In 2022, researchers conducted a rigorous global meta-analysis to identify important risk factors for mental disorders that, if addressed, could reduce population-level mental illnesses. They found that childhood adversity topped the list. If you could reduce childhood adversity—which was a broad bucket of issues from war crimes to neglect and child abuse—you could potentially reduce the global incidence of schizophrenia spectrum disorders by around 38%.

That’s just one example, but it means we should really be thinking about the causes of childhood adversity. About 50% of mental disorders begin in the teenage years. We need to intervene then and earlier! One of the responsibilities of public health is to continually ask what we can do at a population level to keep children and youth safer and reduce their exposure to adverse events that are likely to affect both their physical and mental health.

Your recent Nature analysis focused on creating mental health-friendly urban areas. Why?

As humans, we survive adversity, but it still leaves a scar. That paper is looking aspirationally at the things a city could do to prevent the scarring. What are the resources that people need in a city to foster strength and to support their development? We want to ensure the trajectory of youth is not curtailed by the fear of violence, by harassment, by injustice, by discrimination, by the kinds of things that interfere with people’s ability to develop freely as human beings.

These require complex actions, but we can take simpler steps. We can create nonjudgmental spaces for young people, where can you actually, authentically be yourself.
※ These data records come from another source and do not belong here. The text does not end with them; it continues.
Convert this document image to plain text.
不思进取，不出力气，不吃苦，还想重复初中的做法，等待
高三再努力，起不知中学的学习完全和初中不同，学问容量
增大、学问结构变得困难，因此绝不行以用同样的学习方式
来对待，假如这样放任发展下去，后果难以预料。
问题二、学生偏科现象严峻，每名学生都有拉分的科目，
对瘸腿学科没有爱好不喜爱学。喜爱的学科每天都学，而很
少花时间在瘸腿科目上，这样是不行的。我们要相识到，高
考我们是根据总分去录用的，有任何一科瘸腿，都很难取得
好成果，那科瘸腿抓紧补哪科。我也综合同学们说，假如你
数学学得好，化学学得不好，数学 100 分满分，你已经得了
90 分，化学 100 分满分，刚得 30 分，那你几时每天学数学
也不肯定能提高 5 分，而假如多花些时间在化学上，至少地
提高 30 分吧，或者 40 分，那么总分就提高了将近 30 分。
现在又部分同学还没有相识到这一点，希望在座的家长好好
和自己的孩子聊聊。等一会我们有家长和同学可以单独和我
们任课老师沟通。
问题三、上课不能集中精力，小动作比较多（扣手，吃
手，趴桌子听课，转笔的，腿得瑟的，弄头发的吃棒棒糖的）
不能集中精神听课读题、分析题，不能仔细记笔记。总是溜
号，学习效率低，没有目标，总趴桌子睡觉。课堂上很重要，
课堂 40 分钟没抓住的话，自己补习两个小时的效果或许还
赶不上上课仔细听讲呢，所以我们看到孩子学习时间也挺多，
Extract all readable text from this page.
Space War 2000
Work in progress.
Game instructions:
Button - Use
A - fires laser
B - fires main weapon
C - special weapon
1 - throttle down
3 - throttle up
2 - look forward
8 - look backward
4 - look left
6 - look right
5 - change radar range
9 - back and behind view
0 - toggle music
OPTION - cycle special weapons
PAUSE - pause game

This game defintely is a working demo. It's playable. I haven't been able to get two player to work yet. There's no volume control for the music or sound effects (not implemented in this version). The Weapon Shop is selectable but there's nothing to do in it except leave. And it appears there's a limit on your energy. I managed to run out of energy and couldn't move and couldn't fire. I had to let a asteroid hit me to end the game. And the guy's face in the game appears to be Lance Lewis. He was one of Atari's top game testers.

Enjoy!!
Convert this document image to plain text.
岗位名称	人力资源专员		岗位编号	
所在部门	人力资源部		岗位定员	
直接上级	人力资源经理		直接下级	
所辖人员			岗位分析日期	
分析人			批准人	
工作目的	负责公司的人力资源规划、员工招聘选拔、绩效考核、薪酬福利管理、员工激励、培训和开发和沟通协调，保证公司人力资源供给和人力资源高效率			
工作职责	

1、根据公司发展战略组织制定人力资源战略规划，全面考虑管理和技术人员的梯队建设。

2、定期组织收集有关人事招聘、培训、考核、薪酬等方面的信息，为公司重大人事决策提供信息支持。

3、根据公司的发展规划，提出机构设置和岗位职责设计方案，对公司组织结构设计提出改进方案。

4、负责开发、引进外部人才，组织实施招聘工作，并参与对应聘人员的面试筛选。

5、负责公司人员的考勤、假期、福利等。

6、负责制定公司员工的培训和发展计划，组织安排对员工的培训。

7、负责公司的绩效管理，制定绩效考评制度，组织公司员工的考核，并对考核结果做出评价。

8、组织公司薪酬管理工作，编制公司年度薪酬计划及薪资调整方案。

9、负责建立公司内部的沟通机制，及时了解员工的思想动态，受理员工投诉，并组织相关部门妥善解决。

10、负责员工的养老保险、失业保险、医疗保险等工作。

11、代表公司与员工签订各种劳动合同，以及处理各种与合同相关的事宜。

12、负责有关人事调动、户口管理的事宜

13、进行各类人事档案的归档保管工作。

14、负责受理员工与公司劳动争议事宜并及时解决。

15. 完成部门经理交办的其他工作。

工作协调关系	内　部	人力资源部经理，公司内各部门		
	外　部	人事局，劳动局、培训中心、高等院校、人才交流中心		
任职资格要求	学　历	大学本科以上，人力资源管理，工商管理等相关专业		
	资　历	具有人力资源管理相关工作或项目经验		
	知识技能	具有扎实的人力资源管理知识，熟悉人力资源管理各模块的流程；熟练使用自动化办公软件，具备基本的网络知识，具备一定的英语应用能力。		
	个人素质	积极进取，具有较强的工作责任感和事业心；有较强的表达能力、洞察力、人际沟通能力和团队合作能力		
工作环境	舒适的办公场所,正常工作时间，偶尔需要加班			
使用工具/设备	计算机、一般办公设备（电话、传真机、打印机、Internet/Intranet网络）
What’s your main priority for the department?

Our priority is to respond to the current public mental health crisis and to anticipate population-level mental health needs of the next decade. I met with a group of young people on the West Coast recently, and they were saying, “We can’t get attention without a crisis. How do we get help before we get to crisis?”

Some of our work helps to respond to these crises by designing interventions, testing them, and studying their implementation. But how do we avert the crisis? This gets us back to the theme of prevention, which continues to be a priority for our department.